The last hour is both fast and slow; we are basically waiting it out, the three of us, exchanging stories and commenting on what we’re feeling, making fun of the whole thing, whatever. Terry for the most part continues to stay in his spot, quite literally holding space; holding open the space and grounding the experience with the power of his consciousness and a whole lot of tradition. Finally, it is 12:15 and he begins the closing ritual, first facing to the South and releasing the winds and spirits of that direction, saying boldly that we will be calling on them again.

Then, with a voice that hits like a thunderclap, he says: Venus transit the Sun! Hail and farewell! Buffie repeats after him, with a depth and volume in her voice that startles me. I say it myself. Hail and farewell!

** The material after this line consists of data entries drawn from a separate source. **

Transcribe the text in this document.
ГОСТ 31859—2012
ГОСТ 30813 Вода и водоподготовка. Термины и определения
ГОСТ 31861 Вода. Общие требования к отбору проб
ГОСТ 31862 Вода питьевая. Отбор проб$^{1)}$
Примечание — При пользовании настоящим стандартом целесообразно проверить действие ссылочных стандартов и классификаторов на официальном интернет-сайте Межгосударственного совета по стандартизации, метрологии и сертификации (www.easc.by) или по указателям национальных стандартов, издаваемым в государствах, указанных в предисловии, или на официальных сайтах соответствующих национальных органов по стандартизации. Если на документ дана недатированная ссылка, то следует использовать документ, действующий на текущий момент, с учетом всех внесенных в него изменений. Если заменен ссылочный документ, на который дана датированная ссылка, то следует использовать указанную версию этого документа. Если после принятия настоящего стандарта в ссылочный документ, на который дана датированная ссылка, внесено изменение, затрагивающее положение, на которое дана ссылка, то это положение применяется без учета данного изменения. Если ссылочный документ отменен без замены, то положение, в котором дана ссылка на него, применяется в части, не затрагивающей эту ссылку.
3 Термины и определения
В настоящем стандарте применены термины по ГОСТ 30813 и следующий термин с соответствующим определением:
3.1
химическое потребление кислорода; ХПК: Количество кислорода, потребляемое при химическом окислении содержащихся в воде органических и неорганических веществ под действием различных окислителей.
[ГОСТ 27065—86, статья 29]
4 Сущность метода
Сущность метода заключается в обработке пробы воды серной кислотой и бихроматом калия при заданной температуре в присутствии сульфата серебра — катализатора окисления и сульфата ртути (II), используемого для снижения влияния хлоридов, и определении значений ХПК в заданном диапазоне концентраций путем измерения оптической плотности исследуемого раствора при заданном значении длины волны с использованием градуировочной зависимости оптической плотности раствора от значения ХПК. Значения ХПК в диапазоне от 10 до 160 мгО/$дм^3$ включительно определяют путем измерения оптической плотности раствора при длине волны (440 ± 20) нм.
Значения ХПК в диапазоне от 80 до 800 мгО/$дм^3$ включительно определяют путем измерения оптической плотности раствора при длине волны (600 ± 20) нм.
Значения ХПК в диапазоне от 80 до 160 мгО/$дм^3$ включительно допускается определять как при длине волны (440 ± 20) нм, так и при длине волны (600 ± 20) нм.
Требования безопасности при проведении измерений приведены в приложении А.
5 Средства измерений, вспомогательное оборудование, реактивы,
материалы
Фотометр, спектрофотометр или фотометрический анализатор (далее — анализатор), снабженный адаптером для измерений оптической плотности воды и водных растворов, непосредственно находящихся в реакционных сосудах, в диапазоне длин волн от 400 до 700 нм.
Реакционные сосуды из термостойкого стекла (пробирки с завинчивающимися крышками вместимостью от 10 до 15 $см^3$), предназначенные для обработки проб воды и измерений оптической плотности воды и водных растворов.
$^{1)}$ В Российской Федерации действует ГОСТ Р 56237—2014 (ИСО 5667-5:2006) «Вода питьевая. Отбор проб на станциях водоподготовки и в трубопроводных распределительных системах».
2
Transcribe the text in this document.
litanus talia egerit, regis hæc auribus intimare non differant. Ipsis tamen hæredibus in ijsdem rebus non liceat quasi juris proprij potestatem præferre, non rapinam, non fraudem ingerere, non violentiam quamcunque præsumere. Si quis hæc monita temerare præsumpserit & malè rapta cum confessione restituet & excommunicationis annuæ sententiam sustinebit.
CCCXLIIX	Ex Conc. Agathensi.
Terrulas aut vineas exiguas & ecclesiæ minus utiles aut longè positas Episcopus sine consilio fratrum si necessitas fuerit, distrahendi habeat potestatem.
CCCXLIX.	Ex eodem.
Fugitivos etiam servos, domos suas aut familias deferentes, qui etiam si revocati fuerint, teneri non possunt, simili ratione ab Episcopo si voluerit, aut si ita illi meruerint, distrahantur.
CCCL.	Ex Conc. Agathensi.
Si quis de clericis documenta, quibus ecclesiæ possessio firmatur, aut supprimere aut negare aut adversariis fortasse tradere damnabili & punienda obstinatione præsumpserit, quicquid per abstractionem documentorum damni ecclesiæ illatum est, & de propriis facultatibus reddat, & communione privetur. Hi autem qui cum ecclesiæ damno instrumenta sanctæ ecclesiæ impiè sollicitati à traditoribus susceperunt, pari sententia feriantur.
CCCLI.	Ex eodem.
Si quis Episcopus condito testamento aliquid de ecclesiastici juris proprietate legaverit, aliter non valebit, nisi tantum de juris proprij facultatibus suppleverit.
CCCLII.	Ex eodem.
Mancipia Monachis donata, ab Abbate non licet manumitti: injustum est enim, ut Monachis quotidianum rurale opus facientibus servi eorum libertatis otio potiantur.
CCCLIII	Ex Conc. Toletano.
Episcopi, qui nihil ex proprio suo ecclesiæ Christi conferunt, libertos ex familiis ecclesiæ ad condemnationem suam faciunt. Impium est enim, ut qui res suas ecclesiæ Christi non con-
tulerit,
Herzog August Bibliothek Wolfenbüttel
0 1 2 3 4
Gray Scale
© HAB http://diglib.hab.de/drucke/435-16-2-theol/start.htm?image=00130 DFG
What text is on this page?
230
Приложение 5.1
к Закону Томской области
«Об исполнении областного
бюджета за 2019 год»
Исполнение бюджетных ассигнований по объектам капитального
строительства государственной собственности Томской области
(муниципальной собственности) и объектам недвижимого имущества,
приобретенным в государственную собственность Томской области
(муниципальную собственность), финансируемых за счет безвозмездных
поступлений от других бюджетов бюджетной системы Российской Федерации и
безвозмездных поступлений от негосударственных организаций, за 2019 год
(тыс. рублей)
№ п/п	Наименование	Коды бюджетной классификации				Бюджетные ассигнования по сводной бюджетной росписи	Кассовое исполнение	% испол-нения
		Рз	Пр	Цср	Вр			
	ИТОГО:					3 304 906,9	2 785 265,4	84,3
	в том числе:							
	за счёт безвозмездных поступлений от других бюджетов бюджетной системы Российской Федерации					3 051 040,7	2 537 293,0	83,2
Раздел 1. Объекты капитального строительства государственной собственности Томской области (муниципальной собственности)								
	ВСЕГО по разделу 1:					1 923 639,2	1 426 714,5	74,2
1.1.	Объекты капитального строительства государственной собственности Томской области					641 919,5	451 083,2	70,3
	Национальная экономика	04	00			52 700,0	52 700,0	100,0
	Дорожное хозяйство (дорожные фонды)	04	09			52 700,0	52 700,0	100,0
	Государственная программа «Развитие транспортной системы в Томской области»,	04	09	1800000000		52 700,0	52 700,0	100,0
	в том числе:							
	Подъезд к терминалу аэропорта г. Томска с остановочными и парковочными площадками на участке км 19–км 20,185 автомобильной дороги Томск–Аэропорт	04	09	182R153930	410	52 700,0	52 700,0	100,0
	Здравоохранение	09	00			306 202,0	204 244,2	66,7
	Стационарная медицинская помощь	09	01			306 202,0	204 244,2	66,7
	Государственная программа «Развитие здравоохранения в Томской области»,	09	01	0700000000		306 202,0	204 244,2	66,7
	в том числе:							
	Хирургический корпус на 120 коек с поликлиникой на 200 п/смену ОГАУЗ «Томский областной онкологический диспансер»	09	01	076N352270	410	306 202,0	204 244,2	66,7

Terry turns to the West and releases that direction, always saying that we’ll be needing you again. Venus transit the Sun! Hail and farewell!

Then to the North, then to the East, facing where the Sun arose.

Hail and farewell!

Hail and farewell!

Hail and farewell!

Farewell to the millennium turning. Farewell to the day. Onward into the spiral, down into the concentrated acceleration of history and whatever it may bring. Onward into the next world: the interworld, the world before the door, 2,924 days away

One thought on “Day Zero: Venus Transit of the Sun

  1. Amy Elliott

    What a beautiful article. I’ve always loved Avebury and wish I’d been more often. Glad you had such a profound experience there.